Shilpa Gupta, MD
The combination of pembrolizumab (Keytruda) and bevacizumab (Avastin) proved to be safe and tolerable for patients with metastatic renal cell carcinoma (mRCC), according to phase Ib/II data presented at the 2018 ASCO Annual Meeting.
The phase Ib part of the trial evaluated 13 patients who previously progressed on at least 1 line of therapy. Patients received 200 mg of pembrolizumab along with either 10 or 15 mg/kg of bevacizumab every 3 weeks. Investigators reported no dose-limiting toxicity levels.1
The phase II portion of the trial, said Shilpa Gupta, MD, tested the standard dose of pembrolizumab and bevacizumab in 48 patients with treatment-naïve mRCC, with the primary endpoint being objective response rate (ORR). Results showed that the ORR was 60.9% (28 partial responses) among 46 evaluable patients, which she said far surpassed expectations.
“We will probably have to do another larger study and compare it with the other ongoing combinations,” said Gupta, who is an author on the study. “The field is changing so rapidly. However, this study sends us in the right direction.”
In bladder cancer, Gupta led a study focused on genomic characterization of variant histology in muscle invasive bladder cancer (MIBC) to predict response to chemotherapy.2
The trial, which evaluated 1 patient with sarcomatoid bladder cancer and 1 with small cell bladder cancer, had data showing that the genomic profiles provide information for predictors of response and treatment selection.
In an interview with OncLive
, Gupta, an assistant professor of Medicine in the Hematology/Oncology and Transplantation Division at the University of Minnesota, discussed the tolerability and safety of pembrolizumab and bevacizumab in RCC, as well as the future of bladder cancer treatment in the neoadjuvant setting.
OncLive: Can you provide some background on the phase Ib/II studies of pembrolizumab and bevacizumab?

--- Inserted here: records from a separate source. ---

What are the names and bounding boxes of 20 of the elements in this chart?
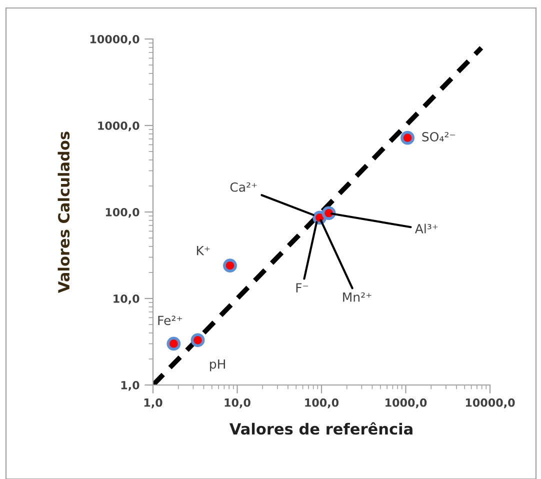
y-tick-label: 1,0 <box>121 380 140 391</box>
annotation: Ca²⁺ <box>230 182 257 192</box>
x-axis-title: Valores de referência <box>229 422 412 435</box>
annotation: Fe²⁺ <box>158 316 182 326</box>
annotation: Al³⁺ <box>414 224 438 234</box>
y-tick-label: 10000,0 <box>90 34 140 45</box>
x-tick-label: 100,0 <box>305 398 339 408</box>
annotation: F⁻ <box>296 283 308 292</box>
y-tick-label: 100,0 <box>106 208 140 218</box>
x-tick-label: 10000,0 <box>466 398 515 408</box>
annotation: SO₄²⁻ <box>422 132 455 142</box>
annotation: K⁺ <box>196 246 210 256</box>
x-tick-label: 1000,0 <box>386 398 427 408</box>
annotation: Mn²⁺ <box>343 292 372 302</box>
x-tick-label: 10,0 <box>224 398 250 408</box>
annotation: pH <box>210 359 225 372</box>
y-tick-label: 1000,0 <box>98 121 140 132</box>
y-tick-label: 10,0 <box>114 294 140 304</box>
x-tick-label: 1,0 <box>144 398 162 408</box>
y-axis-title: Valores Calculados <box>58 132 70 293</box>
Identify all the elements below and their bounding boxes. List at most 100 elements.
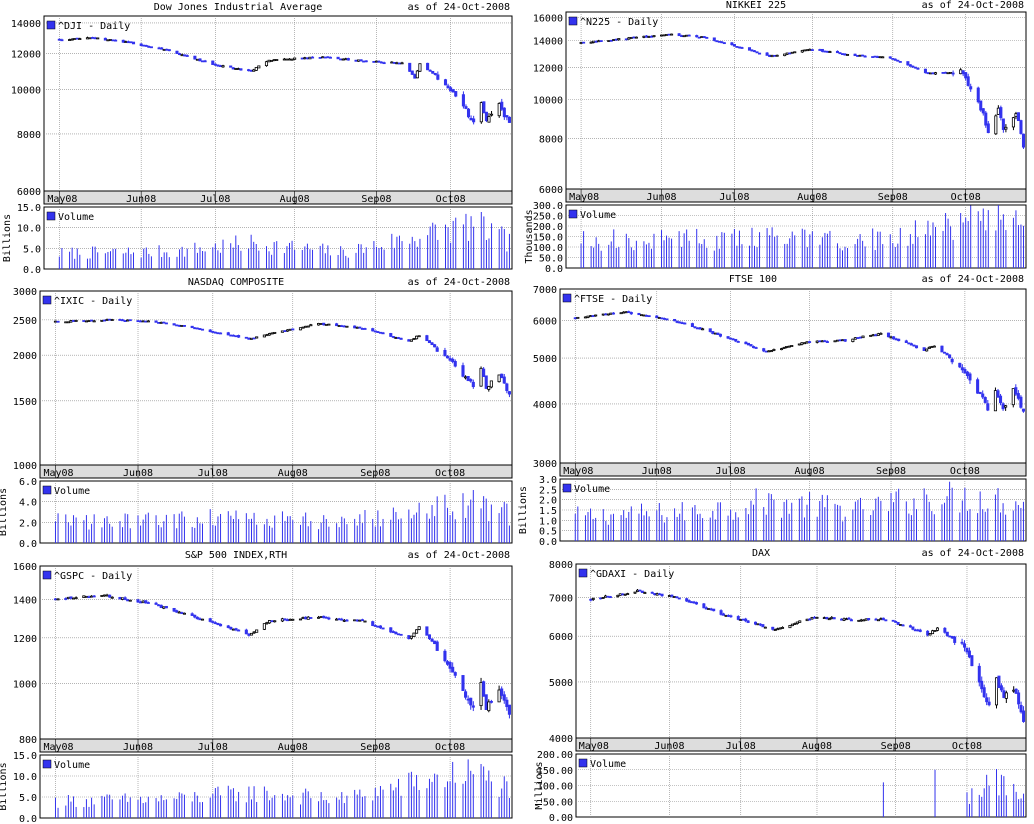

: This is a study dealing with patients who have mRCC. The phase Ib [portion included] patients who had progressed on at least 1 previous therapy. There were 13 patients enrolled on this and the combination was very safe and very well tolerated. The phase II portion had  treatment-naïve patients with mRCC enrolled. They got [first-line treatment with] pembrolizumab and bevacizumab at standard doses and the primary endpoint was ORR.
There was over a 60% ORR, beating by far our hypothesized responses. This is a very promising combination that makes sense scientifically, and patients tolerated the treatment very well. There was no distinction between high- or low-risk in this study. Our ORR was seen across all [subgroups]. We are very excited about these data.
Why is there such intriguing synergy with this combination?
The histogenesis is the backbone of kidney cancer. Using bevacizumab leads to more trafficking; it controls the trafficking of the tumor cells. The synergy between these agents and checkpoint inhibitors, as we have seen in other types and kidney cancer, is the rationale for combining these. The tolerability is also not overlapping.
There are a few different targeted therapy and immunotherapy combinations being studied in the RCC paradigm. Is there anything about pembrolizumab and bevacizumab that stands out from the rest?
That is difficult to say because, like you said, there are a lot of trials going on. For example, bevacizumab and atezolizumab (Tecentriq) is another promising combination. However, that is only for patients with a 1% or higher PD-L1 expression. Our study did not require that; therefore, that makes it stand apart. Also, it tells us that PD-L1 expression does not matter. Our ORR across the board, regardless of PD-L1 expression, is really impressive. That is a highlight of this study.
ill we ever see a point when we are looking at triplet therapy for mRCC?
W We need some preliminary safety data, because there are some data coming out from many tumor types that combinations may be more effective but may not be that safe. With ipilimumab (Yervoy) and nivolumab (Opdivo), we have seen higher efficacy, but toxicity levels were not minimal. To that, adding another agent may compound the issue, [but] we need some phase I trials to see that.
You are also an author on a MIBC study at the 2018 ASCO Annual Meeting. Can you give an overview of that trial?
The molecular subtypes in MIBC, based on the gene expression profiling, have led to our understanding of how these different subtypes can affect the response to neoadjuvant chemotherapy. We have an abstract at [this meeting] where we are looking specifically at variant histologies in MIBC. Therefore, the 2 cases we highlighted are 1 of sarcomatoid bladder cancer and 1 of small cell bladder cancer. These are rare types, but we often see them in clinical practice.